Hillis asserts that parallelism itself is approximately the main ingredient of intelligence; that there is not anything else required to make a mind result from a distributed network of processors. Hillis believes that
...intelligence is just a whole lot of little things, thousands of them. And what will happen is we'll learn about each one at a time, and as we do it, machines will be more and more like people. It will be a gradual process, and that's been happening.
This is not so different from Marvin Minsky's Society of Mind theory, which holds that mind is a collection of agents, each one taking care of a particular aspect of intelligence, and communicating with one another, exchanging information as required.
Some artificial intelligence theorists have other opinions – that it's not the underlying computational mode that’s crucial, but rather particular algorithms (of reasoning, memory, perception, etc.).
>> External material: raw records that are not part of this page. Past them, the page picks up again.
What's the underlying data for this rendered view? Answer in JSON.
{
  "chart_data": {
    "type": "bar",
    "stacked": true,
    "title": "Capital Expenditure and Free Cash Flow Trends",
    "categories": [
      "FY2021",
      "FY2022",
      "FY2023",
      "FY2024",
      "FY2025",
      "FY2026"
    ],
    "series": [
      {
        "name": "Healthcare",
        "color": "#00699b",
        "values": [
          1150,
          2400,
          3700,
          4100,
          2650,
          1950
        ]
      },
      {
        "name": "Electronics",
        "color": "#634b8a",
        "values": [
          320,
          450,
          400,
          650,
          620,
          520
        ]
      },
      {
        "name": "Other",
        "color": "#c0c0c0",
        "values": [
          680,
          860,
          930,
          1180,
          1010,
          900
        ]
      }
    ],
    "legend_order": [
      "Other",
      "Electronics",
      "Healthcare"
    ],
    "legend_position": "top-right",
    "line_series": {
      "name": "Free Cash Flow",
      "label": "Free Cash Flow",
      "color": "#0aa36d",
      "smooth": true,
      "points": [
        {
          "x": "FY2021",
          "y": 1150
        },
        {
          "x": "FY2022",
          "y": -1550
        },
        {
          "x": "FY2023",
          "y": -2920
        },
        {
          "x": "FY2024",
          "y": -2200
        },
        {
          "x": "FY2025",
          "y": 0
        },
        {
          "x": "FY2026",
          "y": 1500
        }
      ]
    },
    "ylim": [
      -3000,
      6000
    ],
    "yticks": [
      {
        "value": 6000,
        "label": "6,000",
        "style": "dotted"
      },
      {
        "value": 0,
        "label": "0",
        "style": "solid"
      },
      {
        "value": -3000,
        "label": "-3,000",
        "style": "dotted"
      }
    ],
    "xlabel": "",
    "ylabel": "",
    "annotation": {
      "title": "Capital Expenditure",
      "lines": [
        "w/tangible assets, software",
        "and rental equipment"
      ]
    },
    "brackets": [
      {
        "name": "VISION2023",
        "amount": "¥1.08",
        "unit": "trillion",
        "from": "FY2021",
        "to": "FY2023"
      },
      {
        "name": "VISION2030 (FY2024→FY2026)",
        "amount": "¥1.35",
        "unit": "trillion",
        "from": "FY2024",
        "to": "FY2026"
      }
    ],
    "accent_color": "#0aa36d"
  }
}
Others argue that the right combination of "little things" is needed to give rise to the overall emergent patterns of coordinated activity that constitute real intelligence.
Hillis is one of a small number of people who have made a serious attempt to create such a "thinking machine" and his ambitions are clear:
"I'd like to find a way for consciousness to transcend human flesh. Building a thinking machine is really a search for a kind of Earthly immortality. Something much more intelligent than we can exist. Making a thinking machine is my way to reach out to that." [5]
Hillis' 1998 popular science book "The Pattern on the Stone" attempts to explain concepts from computer science for laymen using simple language, metaphor and analogy. It moves from Boolean algebra through topics such as information theory, parallel computing, cryptography, algorithms, heuristics, Turing machines, and promising technologies such as quantum computing and emergent systems.